Not testing every branch. Test every answer combination before publishing. Qwizoo's preview mode shows which path is taken for each answer.

Branching + scoring

Branching can be combined with a point system. Each answer adds (or subtracts) points. At the end, the transition depends on the total score:

  • Score ≥ 80 → "You're an ideal candidate" → Premium CTA
  • Score 50–79 → "You're a good fit" → Standard CTA
  • Score < 50 → "Start with the basics" → Basic CTA

This lets you auto-segment leads by "quality" and route the hottest straight to sales.
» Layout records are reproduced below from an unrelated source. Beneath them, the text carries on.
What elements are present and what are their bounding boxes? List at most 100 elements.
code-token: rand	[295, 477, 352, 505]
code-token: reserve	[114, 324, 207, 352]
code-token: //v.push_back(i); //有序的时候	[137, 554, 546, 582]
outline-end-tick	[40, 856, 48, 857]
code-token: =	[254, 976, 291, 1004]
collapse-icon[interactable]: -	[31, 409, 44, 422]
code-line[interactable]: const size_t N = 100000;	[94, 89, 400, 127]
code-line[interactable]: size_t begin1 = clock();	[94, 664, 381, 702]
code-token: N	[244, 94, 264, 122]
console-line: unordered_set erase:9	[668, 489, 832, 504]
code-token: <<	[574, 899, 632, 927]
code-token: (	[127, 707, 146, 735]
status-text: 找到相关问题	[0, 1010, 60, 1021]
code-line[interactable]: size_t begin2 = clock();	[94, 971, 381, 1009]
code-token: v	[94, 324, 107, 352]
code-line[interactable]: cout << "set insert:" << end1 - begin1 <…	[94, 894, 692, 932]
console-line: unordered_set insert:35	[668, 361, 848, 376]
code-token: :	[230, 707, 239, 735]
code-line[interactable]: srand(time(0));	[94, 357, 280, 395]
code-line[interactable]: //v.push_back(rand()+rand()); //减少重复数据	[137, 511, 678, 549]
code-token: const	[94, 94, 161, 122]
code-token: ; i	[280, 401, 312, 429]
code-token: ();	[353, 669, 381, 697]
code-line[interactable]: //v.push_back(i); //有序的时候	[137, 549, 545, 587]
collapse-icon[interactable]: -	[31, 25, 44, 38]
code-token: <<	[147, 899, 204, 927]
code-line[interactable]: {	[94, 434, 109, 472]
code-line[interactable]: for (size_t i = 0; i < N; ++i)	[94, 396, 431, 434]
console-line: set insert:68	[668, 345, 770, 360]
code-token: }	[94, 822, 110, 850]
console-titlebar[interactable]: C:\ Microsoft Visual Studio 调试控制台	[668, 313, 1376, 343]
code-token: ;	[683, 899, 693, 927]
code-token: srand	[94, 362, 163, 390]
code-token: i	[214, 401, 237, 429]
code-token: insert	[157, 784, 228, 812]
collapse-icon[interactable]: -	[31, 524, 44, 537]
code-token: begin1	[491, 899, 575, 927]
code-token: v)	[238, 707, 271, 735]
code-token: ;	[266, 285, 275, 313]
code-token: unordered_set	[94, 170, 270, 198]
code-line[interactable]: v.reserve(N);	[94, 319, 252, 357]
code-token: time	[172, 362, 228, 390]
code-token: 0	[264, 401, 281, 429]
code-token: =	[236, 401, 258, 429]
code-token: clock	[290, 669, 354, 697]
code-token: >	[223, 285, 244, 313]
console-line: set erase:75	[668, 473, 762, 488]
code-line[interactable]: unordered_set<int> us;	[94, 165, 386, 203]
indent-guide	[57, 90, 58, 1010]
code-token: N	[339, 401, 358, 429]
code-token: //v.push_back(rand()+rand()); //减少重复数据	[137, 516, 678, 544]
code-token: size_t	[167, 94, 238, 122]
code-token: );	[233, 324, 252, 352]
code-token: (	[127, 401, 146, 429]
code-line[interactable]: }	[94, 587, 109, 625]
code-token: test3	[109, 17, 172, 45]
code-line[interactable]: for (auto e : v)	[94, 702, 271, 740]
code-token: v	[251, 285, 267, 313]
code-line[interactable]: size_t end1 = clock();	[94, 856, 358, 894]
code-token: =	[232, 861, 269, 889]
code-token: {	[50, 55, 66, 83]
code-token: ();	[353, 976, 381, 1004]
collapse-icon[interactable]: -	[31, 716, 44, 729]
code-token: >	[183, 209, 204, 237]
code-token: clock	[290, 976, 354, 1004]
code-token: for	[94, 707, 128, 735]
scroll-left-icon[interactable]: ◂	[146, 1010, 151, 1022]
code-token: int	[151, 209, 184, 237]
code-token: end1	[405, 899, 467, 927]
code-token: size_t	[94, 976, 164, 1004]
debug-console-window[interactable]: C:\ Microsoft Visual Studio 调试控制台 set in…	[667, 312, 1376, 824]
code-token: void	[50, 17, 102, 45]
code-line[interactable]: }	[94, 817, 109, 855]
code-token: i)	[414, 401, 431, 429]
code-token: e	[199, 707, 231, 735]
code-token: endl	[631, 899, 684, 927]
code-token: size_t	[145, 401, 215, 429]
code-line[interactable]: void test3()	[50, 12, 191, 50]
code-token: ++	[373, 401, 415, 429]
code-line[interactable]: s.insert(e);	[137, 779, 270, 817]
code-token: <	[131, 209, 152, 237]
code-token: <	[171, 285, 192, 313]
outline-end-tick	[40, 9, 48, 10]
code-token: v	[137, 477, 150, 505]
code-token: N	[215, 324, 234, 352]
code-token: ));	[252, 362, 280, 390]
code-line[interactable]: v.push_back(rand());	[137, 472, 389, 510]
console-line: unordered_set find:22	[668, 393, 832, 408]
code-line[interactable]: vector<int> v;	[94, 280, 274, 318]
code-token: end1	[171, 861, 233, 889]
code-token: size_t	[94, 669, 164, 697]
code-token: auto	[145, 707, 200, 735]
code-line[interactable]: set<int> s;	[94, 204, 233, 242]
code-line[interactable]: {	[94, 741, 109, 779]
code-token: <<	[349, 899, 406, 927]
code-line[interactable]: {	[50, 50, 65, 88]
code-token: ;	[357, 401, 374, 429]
When branching isn't needed

Not every quiz needs complex logic. If your audience is homogeneous and every question matters equally to everyone — a linear quiz will be simpler and just as effective.

Add branching when:

  • there are 2+ clear audience segments
  • some questions are only relevant for part of visitors
  • you want different results for different groups
  • your current quiz has a completion rate below 50%

Conclusion

Branch logic turns a quiz from a simple survey into an intelligent qualification tool. The customer feels the quiz "gets" their situation — and they're more willing to leave a contact.

Start simple: two segments, two paths, two different results. Even that will lift conversion. Add complexity gradually, where you see drop-offs.

After setting up branching, wire up Follow-up emails for each branch separately. Each segment gets the most relevant content possible.